Ethics, aesthetics, politics. I read of these linked modes in 2013, when I was working on my first novel, and employed on a precarious contract, teaching the complete works of J.M. Coetzee. I was reading Gayatri Spivak’s essay, ‘Ethics and Politics in Tagore, Coetzee and Certain Scenes of Teaching’, which understands Coetzee’s novel Disgrace as an intertextual King Lear story through a line of Rabindranath Tagore’s poetry, ‘My unfortunate country, you will have to be equal in disgrace to each and every one of those you have disgraced millennially.’ Systemic violence, racial and gendered trauma haunts the reader across time and texts, knotted together by a word in Spivak’s translation: disgrace.
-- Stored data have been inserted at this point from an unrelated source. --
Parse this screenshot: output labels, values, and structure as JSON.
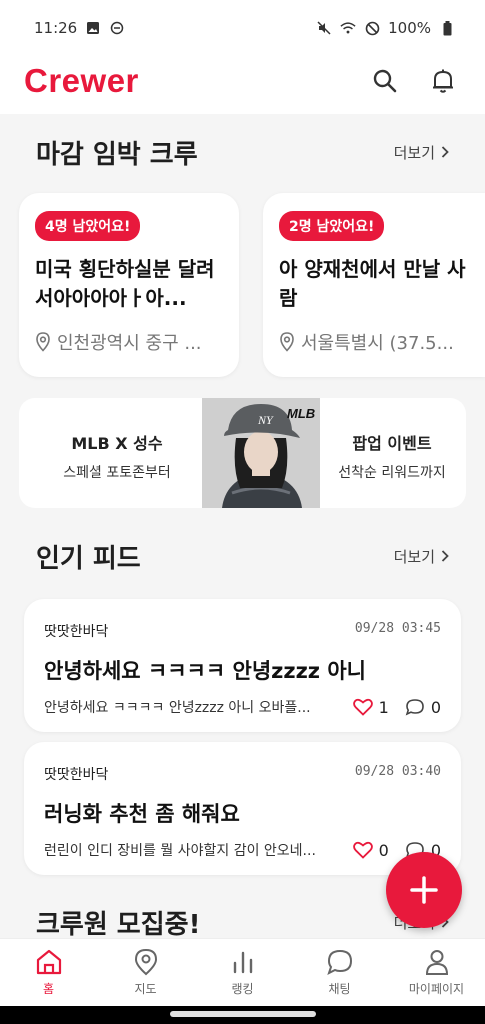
{
  "status_bar": {
    "time": "11:26",
    "battery": "100%"
  },
  "app": {
    "brand": "Crewer",
    "accent_color": "#e8193c"
  },
  "sections": {
    "deadline": {
      "title": "마감 임박 크루",
      "more": "더보기"
    },
    "feed": {
      "title": "인기 피드",
      "more": "더보기"
    },
    "recruit": {
      "title": "크루원 모집중!",
      "more": "더보기"
    }
  },
  "deadline_cards": [
    {
      "badge": "4명 남았어요!",
      "title": "미국 횡단하실분 달려서아아아아ㅏ아...",
      "location": "인천광역시 중구 ..."
    },
    {
      "badge": "2명 남았어요!",
      "title": "아 양재천에서 만날 사람",
      "location": "서울특별시 (37.5..."
    }
  ],
  "banner": {
    "left_title": "MLB X 성수",
    "left_sub": "스페셜 포토존부터",
    "right_title": "팝업 이벤트",
    "right_sub": "선착순 리워드까지",
    "brand_tag": "MLB"
  },
  "feeds": [
    {
      "author": "땃땃한바닥",
      "date": "09/28 03:45",
      "title": "안녕하세요 ㅋㅋㅋㅋ 안녕zzzz 아니",
      "preview": "안녕하세요 ㅋㅋㅋㅋ 안녕zzzz 아니 오바플...",
      "likes": "1",
      "comments": "0"
    },
    {
      "author": "땃땃한바닥",
      "date": "09/28 03:40",
      "title": "러닝화 추천 좀 해줘요",
      "preview": "런린이 인디 장비를 뭘 사야할지 감이 안오네...",
      "likes": "0",
      "comments": "0"
    }
  ],
  "bottom_nav": [
    {
      "label": "홈",
      "icon": "home-icon",
      "active": true
    },
    {
      "label": "지도",
      "icon": "map-pin-icon",
      "active": false
    },
    {
      "label": "랭킹",
      "icon": "bar-chart-icon",
      "active": false
    },
    {
      "label": "채팅",
      "icon": "chat-icon",
      "active": false
    },
    {
      "label": "마이페이지",
      "icon": "person-icon",
      "active": false
    }
  ]
}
Through the fusion of these three, I found the epic, hyper-real register for that novel We That Are Young (2017), a translation of King Lear stitched with the words of Urdu poets, Hindu epic texts and more. That understanding helped me to articulate five young, multilingual minds going mad in an age of absurdity, while shaped by two faith-time cycles: one linear, tied to capitalism and death; one infinite, as energy can never be created or destroyed. The book is set in the disgrace of the ruins of Empire, amidst the rising fascism of contemporary India hurtling towards its consolidation of Hindu settler-colonialism in Kashmir.
Intertextuality. With its roots in the Latin textere: to weave. Traditional hand-craft becomes literary practice; becomes critical theory. Becomes a political imperative and an act of recognition: of complexity, of nuance, of long, inseparable histories of pain.
Aftermath, my second book, on the language of terror, trauma and grief following the Fishmongers’ Hall attack in November 2019, is the fullest expression I can make of this. It is a lament, drawing on texts from Adrienne Rich’s Diving into the Wreck and nourbeSe philips’ Zong! as told to the author by Setaey Adamu Boateng to weave a shattered sense of trust back into a reckoning with the racism of British carceral society, our literary role in that. By voicing our mixed present, I make a new future. This is craft as a form of survival. In the book, following those women and women of colour writing for our lives, I call it radical hope.